A ranked list of the movies I saw this year. Now we are down to my favorites.
You Knew Where This Was Going, Part One: Movies I Really Liked
1. Batman Begins - I'm not saying I'd choose the Batmobile over Herbie--although, to be honest, I guess Herbie's a bit on the needy side--but if I have to choose between a serviceable interpretation of my favorite character and a rock-solid interpretation of one of my other favorite characters, I have to go with the superior movie. At last, a Batman movie with respect for the character, respect for the comics, and respect for the audience. It's everything Batman always deserved and everything Bat-fans never dared dream they'd actually get, outside of animation.
2. Herbie: Fully Loaded - This one is going to be a bit long-winded, I'm afraid. A flawed movie, to say the least. Some of the CGI is painfully obvious, especially an inaccurately modeled Volkwagen--in numerous close ups!--late in the film. I still believe the "Large Marge" freak-out Herbie was a huge mistake. The relentless pace leaves no room for the characters to breathe. Lindsay Lohan's performance, while decent, is obviously phoned in, and Justin Long sometimes seems lost. It all goes a bit too gooey over NASCAR at the end. And I can't escape the feeling that the movie is kind of clumsily assembled.
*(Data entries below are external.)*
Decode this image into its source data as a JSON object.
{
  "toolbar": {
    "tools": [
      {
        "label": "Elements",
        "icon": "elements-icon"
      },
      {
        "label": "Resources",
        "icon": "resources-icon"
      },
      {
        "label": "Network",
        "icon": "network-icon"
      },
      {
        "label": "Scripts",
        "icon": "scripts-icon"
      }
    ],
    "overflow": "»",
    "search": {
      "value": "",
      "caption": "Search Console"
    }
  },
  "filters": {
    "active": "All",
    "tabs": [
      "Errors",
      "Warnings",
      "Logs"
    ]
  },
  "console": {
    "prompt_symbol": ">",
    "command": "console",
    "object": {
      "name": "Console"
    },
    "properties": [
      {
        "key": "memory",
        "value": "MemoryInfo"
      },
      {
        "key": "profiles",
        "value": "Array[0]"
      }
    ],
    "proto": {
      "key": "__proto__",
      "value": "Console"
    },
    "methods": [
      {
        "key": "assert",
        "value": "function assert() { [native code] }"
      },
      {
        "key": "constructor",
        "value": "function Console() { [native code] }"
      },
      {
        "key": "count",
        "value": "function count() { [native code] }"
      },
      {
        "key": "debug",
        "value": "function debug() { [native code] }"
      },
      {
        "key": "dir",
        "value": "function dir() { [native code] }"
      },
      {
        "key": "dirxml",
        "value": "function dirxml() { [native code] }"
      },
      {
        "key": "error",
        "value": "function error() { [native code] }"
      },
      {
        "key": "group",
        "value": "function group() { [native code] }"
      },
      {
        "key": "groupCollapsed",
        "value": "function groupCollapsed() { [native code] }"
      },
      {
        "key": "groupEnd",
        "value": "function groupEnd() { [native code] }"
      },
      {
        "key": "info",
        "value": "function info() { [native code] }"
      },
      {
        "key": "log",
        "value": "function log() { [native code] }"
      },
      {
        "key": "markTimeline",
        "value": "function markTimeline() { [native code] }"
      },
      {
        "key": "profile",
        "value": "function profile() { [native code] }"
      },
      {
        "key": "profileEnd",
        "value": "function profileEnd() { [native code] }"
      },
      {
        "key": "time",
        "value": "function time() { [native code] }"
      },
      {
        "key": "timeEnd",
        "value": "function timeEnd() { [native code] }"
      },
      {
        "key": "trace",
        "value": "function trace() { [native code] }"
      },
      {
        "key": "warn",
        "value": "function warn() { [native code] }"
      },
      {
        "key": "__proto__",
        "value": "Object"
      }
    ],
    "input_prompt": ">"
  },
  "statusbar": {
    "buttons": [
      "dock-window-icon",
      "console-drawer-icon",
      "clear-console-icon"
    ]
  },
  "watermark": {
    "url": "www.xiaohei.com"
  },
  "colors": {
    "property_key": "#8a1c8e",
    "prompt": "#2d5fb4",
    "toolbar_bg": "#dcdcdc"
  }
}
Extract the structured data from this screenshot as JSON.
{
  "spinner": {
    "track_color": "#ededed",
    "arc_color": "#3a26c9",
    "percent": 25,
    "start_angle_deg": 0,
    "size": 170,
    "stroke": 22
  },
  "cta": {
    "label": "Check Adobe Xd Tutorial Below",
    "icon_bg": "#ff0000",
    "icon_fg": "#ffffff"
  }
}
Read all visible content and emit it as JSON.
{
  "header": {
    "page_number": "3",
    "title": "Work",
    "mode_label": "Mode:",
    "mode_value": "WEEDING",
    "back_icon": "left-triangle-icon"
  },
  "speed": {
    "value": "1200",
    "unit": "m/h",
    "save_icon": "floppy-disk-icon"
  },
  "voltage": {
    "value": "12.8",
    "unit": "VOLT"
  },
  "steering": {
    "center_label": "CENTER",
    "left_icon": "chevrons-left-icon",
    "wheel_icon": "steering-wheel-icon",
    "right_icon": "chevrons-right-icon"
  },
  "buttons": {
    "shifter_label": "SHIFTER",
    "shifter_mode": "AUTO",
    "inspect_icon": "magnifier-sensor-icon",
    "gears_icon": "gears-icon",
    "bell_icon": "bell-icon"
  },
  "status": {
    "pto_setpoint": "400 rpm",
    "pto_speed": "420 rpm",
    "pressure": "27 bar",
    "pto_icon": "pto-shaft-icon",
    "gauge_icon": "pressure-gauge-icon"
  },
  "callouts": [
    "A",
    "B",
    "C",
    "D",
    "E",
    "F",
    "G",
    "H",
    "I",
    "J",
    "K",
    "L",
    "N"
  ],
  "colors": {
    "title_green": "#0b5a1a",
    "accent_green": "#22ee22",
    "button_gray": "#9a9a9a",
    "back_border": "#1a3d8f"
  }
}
This blog makes an interesting argument that Lohan's character reflects the modern obsession with undeserved celebrity. Certainly, it seems unnecessary that her character has a promising, desireable career lined up before she gets into racing--the fact that Dean Jones was a washed-up driver in the original Love Bug was more engaging and sympathetic. It's harder to care when someone has a great job anyway, but just really wants to race. "Pathetic Failure Vs. Realizing Your Dream" is more dramatic than "Glamorous ESPN Job Vs. Even More Glamorous Car Racing Job." So it would have been nice if Lohan's character was ever in danger of actually failing.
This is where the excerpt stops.